Knot

Knot is a small stack-based language. Programs are parsed into instructions, executed by a VM, and printed from the final stack.

Run it with:

cargo run -- your_program.knot

Mental Model

Knot is built around a stack and a few value types:

• T and F for booleans.
• Numbers with automatic promotion across several numeric forms.
• Native functions stored in the global environment.
• Bodies, which are code values you can apply with ..
• Sequences, which collect values produced inside [...].
• Objects, which collect captured locals from {...}.

The VM looks up words in the current frame first, then in globals. If a word is not found, it resolves to ().

Values

Empty

() is the empty value. It is also the fallback when the stack underflows or a lookup fails.

Booleans

Booleans are T and F.

Only T is treated as true by conditional apply. Everything else counts as false.

T (1 2 +.) ?   ; 3
F (1 2 +.) ?   ; ()

Numbers

The numeric tower currently supports:

• Nat: unsigned natural numbers, like 0, 1, 2.
• Int: signed integers, like -1.
• Rat: rationals, written as a/b.
• Real: floating point numbers, like 3.14.
• Complex: complex numbers, written as re i im, like 1.5i2.1.

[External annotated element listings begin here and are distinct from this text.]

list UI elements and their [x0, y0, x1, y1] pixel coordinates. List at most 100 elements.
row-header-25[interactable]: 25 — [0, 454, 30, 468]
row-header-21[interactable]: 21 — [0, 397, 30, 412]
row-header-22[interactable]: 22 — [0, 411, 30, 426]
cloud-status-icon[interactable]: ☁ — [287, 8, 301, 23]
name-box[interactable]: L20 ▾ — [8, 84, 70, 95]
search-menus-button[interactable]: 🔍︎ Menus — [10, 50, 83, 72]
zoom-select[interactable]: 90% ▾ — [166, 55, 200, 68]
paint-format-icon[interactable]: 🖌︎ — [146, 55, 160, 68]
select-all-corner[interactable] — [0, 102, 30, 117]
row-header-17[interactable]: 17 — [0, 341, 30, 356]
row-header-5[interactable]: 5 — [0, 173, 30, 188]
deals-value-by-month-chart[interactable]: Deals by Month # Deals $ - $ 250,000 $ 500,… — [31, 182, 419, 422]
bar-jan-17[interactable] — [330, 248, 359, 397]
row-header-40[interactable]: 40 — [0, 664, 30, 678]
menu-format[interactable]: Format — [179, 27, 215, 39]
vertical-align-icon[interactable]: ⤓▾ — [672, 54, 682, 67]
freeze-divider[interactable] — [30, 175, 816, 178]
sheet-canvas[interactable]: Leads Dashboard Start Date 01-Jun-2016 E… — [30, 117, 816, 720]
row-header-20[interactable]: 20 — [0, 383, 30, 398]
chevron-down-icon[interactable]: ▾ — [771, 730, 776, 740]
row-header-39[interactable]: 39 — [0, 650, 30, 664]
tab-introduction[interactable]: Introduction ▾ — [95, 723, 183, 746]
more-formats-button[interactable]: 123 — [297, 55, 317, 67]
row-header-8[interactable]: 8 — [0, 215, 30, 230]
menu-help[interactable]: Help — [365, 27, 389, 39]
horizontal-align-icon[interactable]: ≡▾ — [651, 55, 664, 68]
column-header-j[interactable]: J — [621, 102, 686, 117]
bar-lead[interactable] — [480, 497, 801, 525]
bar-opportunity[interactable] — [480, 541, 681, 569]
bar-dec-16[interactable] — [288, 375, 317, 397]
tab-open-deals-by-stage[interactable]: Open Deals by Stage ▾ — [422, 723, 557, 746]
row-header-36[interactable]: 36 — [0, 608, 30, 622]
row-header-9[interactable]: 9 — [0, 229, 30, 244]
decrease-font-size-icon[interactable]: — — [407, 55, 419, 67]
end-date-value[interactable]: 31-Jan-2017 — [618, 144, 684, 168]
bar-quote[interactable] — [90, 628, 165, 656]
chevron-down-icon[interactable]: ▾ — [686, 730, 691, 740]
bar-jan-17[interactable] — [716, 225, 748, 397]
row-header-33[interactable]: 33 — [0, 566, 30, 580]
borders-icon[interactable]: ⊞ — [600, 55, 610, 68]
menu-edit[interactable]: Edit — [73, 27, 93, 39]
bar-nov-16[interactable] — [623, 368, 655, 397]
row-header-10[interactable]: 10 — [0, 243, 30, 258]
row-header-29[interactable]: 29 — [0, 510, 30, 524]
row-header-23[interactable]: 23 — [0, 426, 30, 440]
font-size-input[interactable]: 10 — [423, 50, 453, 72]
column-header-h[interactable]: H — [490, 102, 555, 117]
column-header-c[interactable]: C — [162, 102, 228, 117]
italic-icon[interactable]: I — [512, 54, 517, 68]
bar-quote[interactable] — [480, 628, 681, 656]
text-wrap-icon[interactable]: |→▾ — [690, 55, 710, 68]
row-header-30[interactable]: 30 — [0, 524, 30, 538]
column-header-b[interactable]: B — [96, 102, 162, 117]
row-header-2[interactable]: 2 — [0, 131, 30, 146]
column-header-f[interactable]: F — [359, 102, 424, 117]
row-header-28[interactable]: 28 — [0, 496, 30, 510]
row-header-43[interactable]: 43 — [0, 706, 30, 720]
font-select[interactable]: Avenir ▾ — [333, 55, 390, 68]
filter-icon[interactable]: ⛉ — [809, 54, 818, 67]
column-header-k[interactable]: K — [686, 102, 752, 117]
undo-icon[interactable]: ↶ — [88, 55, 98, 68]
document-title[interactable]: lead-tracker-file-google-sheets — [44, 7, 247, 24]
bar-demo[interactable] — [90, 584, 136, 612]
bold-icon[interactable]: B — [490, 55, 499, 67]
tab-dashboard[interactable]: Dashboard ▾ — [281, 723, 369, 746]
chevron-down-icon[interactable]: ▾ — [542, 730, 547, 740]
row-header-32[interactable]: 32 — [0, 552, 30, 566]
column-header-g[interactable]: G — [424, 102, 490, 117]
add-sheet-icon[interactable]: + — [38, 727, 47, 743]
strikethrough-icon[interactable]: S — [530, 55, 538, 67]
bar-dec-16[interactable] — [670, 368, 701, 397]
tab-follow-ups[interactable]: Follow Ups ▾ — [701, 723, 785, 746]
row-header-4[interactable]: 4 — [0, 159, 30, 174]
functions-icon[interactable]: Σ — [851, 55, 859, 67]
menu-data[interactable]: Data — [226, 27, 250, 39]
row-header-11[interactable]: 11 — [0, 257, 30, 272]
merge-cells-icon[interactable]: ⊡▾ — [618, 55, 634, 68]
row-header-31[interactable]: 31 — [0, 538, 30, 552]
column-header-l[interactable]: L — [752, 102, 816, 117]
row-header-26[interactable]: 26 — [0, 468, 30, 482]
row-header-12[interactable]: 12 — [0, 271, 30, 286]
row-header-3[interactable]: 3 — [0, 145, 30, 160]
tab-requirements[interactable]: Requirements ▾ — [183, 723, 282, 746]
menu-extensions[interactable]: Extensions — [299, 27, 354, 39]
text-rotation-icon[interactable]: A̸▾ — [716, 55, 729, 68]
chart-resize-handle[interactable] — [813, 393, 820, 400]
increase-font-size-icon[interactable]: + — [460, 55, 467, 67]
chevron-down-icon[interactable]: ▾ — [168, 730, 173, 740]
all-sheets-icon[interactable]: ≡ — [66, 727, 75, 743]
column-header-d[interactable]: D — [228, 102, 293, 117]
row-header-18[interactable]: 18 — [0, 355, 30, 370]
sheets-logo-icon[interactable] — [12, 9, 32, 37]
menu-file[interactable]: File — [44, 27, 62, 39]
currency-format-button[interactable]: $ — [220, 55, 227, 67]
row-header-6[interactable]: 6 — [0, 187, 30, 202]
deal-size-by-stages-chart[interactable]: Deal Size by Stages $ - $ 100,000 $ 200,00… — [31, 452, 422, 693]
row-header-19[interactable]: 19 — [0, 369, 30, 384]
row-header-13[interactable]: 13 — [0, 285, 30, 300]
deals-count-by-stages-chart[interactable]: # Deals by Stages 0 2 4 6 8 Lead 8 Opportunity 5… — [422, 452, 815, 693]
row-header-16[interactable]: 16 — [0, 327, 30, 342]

Numbers promote automatically when you mix them. In practice, arithmetic tries to keep the most precise form that makes sense.

Examples:

0
-1
1/3
3.1416
1.5i2.1

Functions and Bodies

• Func is a native Rust function.
• Body is Knot code stored as a value.

Bodies are created by parentheses and are applied with ..

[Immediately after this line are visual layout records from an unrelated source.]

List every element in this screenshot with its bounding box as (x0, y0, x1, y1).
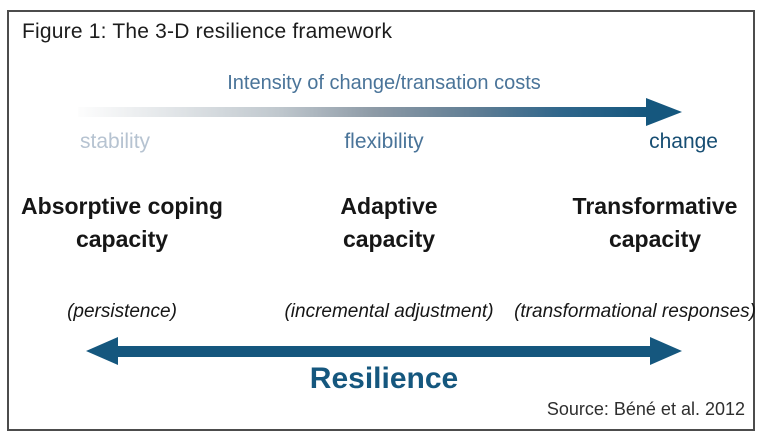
capacity-adaptive-descriptor: (incremental adjustment) (284, 301, 494, 322)
capacity-absorptive-line2: capacity (75, 226, 169, 252)
capacity-absorptive-title: Absorptive coping capacity (8, 190, 236, 256)
figure-title: Figure 1: The 3-D resilience framework (22, 20, 393, 43)
intensity-axis-label: Intensity of change/transation costs (227, 72, 541, 94)
capacity-transformative-line2: capacity (608, 226, 702, 252)
capacity-adaptive-title: Adaptive capacity (283, 190, 495, 256)
axis-endpoint-flexibility: flexibility (344, 130, 424, 153)
source-credit: Source: Béné et al. 2012 (546, 399, 745, 419)
capacity-absorptive-descriptor: (persistence) (67, 301, 177, 322)
axis-endpoint-change: change (649, 130, 718, 153)
capacity-transformative-line1: Transformative (572, 193, 738, 219)
intensity-gradient-arrow-shaft (78, 107, 648, 117)
intensity-arrowhead-right-icon (646, 98, 682, 126)
resilience-arrow-shaft (114, 346, 652, 357)
resilience-arrowhead-left-icon (86, 337, 118, 365)
capacity-transformative-descriptor: (transformational responses) (514, 301, 756, 322)
resilience-arrowhead-right-icon (650, 337, 682, 365)
capacity-transformative-title: Transformative capacity (540, 190, 768, 256)
capacity-absorptive-line1: Absorptive coping (21, 193, 223, 219)
resilience-label: Resilience (309, 362, 459, 395)
capacity-adaptive-line2: capacity (342, 226, 436, 252)
figure-frame (7, 10, 755, 431)
capacity-adaptive-line1: Adaptive (340, 193, 438, 219)
axis-endpoint-stability: stability (80, 130, 151, 153)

(2 *) .   ; multiplies the top value by 2

Sequences

Square brackets create a sequence frame. When the frame ends, every value produced inside it is packed into a Seq.

[ 1 2 +. ]

Objects

Curly braces create an object frame. Captures inside the frame become fields in the resulting object.

{ 1 @a 2 @b }

Syntax

Knot is whitespace-driven. Most things are words, and words become values or builtins when the VM runs.

Literals

• T, F
• numbers: 0, -1, 1/3, 3.1416, 1.5i2.1
• parentheses: ( ... ) for a body
• brackets: [ ... ] for a sequence
• braces: { ... } for an object

Application

. applies the value on the stack.

1 2 +.

This pushes 1, pushes 2, pushes the + function, then applies it.

Conditional Application

? conditionally applies the top callable value.

The stack order is:

condition callable ?

If the condition is T, the callable runs. If the condition is F, both values are discarded.

T (1 2 +.) ?
F (1 2 +.) ?

Captures

@name captures the top stack value into the current local scope.

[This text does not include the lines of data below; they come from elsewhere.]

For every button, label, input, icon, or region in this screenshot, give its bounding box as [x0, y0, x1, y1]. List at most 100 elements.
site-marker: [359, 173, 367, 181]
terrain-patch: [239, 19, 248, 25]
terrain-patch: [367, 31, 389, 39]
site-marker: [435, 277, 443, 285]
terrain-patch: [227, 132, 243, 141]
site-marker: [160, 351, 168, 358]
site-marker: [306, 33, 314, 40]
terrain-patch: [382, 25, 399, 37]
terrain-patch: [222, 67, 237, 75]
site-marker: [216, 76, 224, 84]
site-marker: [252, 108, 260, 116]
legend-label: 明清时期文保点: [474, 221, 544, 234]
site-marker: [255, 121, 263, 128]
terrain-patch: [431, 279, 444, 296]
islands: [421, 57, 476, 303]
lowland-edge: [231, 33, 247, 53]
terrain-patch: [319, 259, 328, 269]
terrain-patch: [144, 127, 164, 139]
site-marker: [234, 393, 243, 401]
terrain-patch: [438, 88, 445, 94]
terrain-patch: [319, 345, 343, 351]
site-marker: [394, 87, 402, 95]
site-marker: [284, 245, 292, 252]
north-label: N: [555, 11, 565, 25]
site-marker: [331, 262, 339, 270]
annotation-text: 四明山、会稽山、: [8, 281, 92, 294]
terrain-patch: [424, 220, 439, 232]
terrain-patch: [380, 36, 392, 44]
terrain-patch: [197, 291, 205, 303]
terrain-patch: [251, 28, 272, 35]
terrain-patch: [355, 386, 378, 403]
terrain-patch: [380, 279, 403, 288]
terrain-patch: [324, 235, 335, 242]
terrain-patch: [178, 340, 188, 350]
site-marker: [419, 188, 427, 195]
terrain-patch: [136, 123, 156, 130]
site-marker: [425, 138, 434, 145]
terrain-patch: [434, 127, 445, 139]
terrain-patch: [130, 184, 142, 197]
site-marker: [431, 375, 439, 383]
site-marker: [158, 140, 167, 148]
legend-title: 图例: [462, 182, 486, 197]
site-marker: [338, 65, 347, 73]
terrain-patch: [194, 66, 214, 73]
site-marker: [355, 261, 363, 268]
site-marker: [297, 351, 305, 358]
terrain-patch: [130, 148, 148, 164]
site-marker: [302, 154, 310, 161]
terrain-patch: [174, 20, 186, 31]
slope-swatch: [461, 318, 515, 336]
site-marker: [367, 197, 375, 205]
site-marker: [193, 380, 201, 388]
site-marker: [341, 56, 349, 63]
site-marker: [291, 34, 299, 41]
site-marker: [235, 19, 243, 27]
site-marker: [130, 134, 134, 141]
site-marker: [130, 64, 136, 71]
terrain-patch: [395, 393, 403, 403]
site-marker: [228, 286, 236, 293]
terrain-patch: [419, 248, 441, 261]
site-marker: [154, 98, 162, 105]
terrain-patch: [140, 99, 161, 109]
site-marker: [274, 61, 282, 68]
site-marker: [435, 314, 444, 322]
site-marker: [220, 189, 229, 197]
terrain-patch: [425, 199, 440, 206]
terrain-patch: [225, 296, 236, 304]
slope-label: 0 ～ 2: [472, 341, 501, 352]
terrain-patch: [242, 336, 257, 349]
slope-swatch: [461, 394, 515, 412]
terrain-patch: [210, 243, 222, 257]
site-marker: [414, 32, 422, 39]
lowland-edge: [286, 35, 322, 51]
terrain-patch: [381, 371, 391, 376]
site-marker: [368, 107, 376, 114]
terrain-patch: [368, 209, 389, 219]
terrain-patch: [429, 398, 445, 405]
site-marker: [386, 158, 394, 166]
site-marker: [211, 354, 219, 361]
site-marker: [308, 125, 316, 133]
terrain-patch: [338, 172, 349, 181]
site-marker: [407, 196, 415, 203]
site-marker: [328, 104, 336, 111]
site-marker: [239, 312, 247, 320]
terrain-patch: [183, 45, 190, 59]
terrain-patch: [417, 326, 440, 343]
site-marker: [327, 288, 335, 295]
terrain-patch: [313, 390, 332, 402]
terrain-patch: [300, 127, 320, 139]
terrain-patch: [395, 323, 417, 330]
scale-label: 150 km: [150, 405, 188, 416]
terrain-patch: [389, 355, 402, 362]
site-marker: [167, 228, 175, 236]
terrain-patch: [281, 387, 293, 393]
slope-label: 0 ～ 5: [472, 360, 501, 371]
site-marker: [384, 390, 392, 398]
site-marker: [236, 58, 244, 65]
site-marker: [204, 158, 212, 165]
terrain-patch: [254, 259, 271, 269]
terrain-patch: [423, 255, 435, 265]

@(a b c) captures multiple values in order from bottom to top. That means the bottommost captured value goes into a, then b, then c.

1 2 3 @(a b c)

This gives a=1, b=2, c=3.

Captures are local to the current frame.

Builtins

The current builtins are:

• + addition
• - subtraction
• * multiplication
• / division
• % remainder
• ^ power
• neg unary negation
• not boolean or bitwise not
• & bitwise and
• | bitwise or
• << left shift
• >> right shift

They are applied like any other callable value:

1 2 +.
10 neg.
5 1 <<.

Evaluation Model

The VM runs one instruction at a time. Frames are used for bodies, sequences, and objects.

• Body frames behave like callable code blocks.
• Seq frames collect the values produced inside the brackets.
• Obj frames collect locals into a map.

When a body frame exits, its top value becomes the new top value in the previous frame. That is how a body returns a result to its caller.

Example

This program adds 1 and 2, then applies a body that multiplies by 2:

1 2 +. (2 *.) .

And this swaps the top two values from 1 2 to 2 1:

1 2 (@(a b) b a) .

Current Notes

The language is still small and evolving. Some ideas from IDEA.md are not implemented yet, especially sets and the extra comparison/logical operators mentioned there.

The README here describes the current code in this repository, not the full design sketch.